Step 1 – plan a yard sale!

Go through your furniture and possessions on paper and figure out what you’re going to want to move and what you’re going to need at your new place. You might be planning on making some new purchases to fit your new place, so you’re not going to want or need to take that old stuff with you, so why pay someone to move it?

Also – don’t forget to get rid of things that you don’t use or won’t plan to use anymore. For instance; planning to move from Boston to Wilmington? You’re not going to need that snow shovel here!

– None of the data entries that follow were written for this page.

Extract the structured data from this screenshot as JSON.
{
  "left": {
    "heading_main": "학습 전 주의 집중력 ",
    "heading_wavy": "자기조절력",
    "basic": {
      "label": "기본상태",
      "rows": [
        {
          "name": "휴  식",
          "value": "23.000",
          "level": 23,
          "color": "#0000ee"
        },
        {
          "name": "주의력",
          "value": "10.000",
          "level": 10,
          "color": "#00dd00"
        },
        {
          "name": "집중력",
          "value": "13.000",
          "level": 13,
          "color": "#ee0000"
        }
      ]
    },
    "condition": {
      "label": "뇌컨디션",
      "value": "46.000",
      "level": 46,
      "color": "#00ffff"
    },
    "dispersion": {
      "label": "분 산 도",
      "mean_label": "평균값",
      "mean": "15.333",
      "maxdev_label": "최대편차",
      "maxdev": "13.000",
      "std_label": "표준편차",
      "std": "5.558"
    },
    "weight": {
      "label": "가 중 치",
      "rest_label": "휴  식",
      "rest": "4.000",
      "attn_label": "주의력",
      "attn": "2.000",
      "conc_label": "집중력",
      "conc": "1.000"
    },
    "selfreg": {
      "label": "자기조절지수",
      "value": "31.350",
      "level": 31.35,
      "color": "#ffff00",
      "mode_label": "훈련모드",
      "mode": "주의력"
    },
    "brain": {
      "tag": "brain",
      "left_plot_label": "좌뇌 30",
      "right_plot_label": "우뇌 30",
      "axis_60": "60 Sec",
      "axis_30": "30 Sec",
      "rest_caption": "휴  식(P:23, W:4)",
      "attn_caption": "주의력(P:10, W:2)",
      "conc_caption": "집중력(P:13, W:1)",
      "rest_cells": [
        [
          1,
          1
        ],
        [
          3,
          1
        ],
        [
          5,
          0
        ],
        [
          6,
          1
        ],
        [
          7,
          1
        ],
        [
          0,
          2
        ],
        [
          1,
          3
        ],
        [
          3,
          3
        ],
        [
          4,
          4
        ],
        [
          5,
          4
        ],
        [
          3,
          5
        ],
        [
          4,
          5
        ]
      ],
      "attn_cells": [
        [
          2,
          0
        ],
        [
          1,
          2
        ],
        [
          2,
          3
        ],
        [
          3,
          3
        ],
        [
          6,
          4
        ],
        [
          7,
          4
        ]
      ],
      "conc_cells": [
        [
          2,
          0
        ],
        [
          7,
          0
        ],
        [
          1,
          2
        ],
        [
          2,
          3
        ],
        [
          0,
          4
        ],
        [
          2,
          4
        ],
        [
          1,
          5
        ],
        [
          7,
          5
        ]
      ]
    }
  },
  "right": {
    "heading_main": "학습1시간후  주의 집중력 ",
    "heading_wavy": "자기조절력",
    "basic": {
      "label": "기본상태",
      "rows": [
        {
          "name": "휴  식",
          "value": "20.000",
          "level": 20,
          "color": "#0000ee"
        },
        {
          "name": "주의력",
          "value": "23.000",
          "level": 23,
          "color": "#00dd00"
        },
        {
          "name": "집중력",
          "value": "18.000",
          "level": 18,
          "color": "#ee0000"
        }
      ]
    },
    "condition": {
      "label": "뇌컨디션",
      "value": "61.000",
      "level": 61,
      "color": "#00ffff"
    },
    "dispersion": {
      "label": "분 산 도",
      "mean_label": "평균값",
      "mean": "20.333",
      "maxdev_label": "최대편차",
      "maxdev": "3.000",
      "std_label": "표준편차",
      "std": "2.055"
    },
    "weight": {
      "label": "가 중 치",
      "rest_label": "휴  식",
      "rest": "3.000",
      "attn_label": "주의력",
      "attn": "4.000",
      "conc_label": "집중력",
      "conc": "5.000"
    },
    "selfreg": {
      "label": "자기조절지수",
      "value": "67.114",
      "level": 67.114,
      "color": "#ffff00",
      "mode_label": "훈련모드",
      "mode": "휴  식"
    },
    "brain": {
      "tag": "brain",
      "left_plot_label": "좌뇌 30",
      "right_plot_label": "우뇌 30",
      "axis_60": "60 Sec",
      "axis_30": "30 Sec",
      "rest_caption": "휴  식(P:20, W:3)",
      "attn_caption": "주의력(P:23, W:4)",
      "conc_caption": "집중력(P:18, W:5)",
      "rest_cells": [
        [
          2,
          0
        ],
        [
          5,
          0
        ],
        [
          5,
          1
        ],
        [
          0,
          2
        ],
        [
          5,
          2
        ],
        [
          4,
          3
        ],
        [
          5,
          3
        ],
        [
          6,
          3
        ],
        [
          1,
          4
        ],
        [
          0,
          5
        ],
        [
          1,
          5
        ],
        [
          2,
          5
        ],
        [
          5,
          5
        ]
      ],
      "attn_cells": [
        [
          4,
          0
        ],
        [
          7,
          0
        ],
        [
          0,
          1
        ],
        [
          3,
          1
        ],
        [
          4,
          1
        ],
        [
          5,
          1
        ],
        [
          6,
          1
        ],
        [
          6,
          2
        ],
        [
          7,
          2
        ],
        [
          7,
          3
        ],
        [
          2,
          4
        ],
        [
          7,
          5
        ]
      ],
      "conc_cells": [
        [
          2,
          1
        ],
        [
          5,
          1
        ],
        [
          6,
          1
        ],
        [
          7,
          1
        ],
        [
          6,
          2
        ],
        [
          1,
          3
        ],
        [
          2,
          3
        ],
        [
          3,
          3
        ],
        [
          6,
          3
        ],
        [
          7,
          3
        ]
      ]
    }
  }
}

Step 2 – get estimates from movers

Once you’ve planned your yard sale and know approximately how much you’re going to be moving, you’ll want to get started on hiring a mover. On that note – they may be expensive, but this is something that is totally worth the cost. Moving (the planning, the closing, the coordinating) is enough to deal with on its own; you’re not going to want that extra stress of physical exhaustion on top of that. If your friends and family want to help – by all means, put them to work! Just have them help box up personal belongings and/or help you unpack and decorate. That’s the fun part! Movers know what they’re doing and they do it quickly and efficiently. While looking for a mover, be sure to not only compare multiple companies, but also look for movers that are licensed and bonded and insured. This will give you some assurance that these guys are able to safely move your belongings, but also legally drive them to your destination!

Step 3 – Boxes!

This is something that you don’t want to skimp on. Your well-meaning family and friends may suggest that you get some boxes at the grocery store or use some old boxes they have in their basement. Don’t. You can try to find a good deal on used moving boxes on your local Craigslist page or something, just make sure they’ve only been used once or twice (they’ll start to lose their sturdiness) and that they’re true “moving boxes.” You wouldn’t want to put your grandmother’s china in a distressed, broken box, would you? The right moving boxes can be expensive, but not as expensive as replacing your valuables. Also – you’ll see different types of boxes (small, medium, large, dish packs and wardrobes notably). Use these boxes accordingly! They’ll make packing, moving and unpacking MUCH easier. Wardrobe boxes are exactly as they sound – for your clothes. They are tall and have a metal bar that you can hang your clothes on, with room below to throw in socks, t-shirts and such. Dish packs, like wardrobe boxes are also very sturdy and like their name suggests, they’re for dishes. And when you’re packing your dishes and other valuables – be sure to use packing paper. Don’t use newspaper!!! I repeat – do NOT use newspaper! You might find that the print will rub off on your plates, glasses and whatever else it touches. Not to mention, your hands will be black by the time you’ve finished packing/unpacking the box. You can find packing paper at Lowe’s, Home Depot and any moving supply company. It’s not expensive and completely worth the cost.

Step 4 – Start packing

Start with the items that you will not need to use in the coming weeks. I.e. – décor and frames and any off season clothing. As the weeks go by, you’ll start to recognize other things you may not need until you unpack at your new place. And those suitcases – you’ll need to save those for the move. Think of the week leading up to and the week following your move as a vacation (haha – not really, right?). You’ll pack your bags with clothes and items needed only for those weeks.

Step 5 – Notify

Notify neighbors, friends, family and the post office of your new address so that you will not lose any correspondence. On this note – be sure that your bank and any other important accounts are notified of your new address because your mail will only be forwarded temporarily.

Step 6 – Utilities

No later than two weeks prior to your move – notify your old utility accounts that you will either be stopping or transferring service. If you have to set up a new account at your new home, be sure to know what you need to provide to do this. They may require your HUD statement to prove that you do, in fact live at the location provided (they will understand that you may not be able to provide this until the day of closing). And be sure to set this up in plenty of time. Some power companies require a few days’ notice and you’re not going to be a happy camper if you’re… well, camping out in your new house after a long day of moving.

Step 7 - Food

What to do with all of the food in your fridge and pantry? In the last weeks preceding your move, be sure to plan your meals around the food you have. Depending on where you’re moving (in town – cross country), you may not be able to take much with you, but try not to waste it! Then, the day of or before your move, you can ask neighbors if they need that dozen of eggs or carton of milk.


When packing boxes – be sure to not only label what is in the box (you’ll be happy you did this when you’re looking for little Sam’s teddy bear with the blankie attached at midnight at your new house), but also make note (in a very large way) of what room the box belongs in. You’re not going to want to be hauling boxes up and down the stairs when you just paid movers to do that because the boxes were not put in the proper location. Many moving boxes have a label on them within which you can mark which room they belong. Use it!

Get more boxes than you think you need. You can actually sell them back to the moving store or you can always sell them on Craigslist for a good amount. You won’t want to have loose items when moving day arrives. You’re going to have more than just a bag’s worth of those items and you’ll be happy that you have the extra boxes. And your movers will thank you!

Be sure to stand at the front door of your new home when the movers arrive. You’ll be able to give notes as to where furniture and any unmarked boxes belong.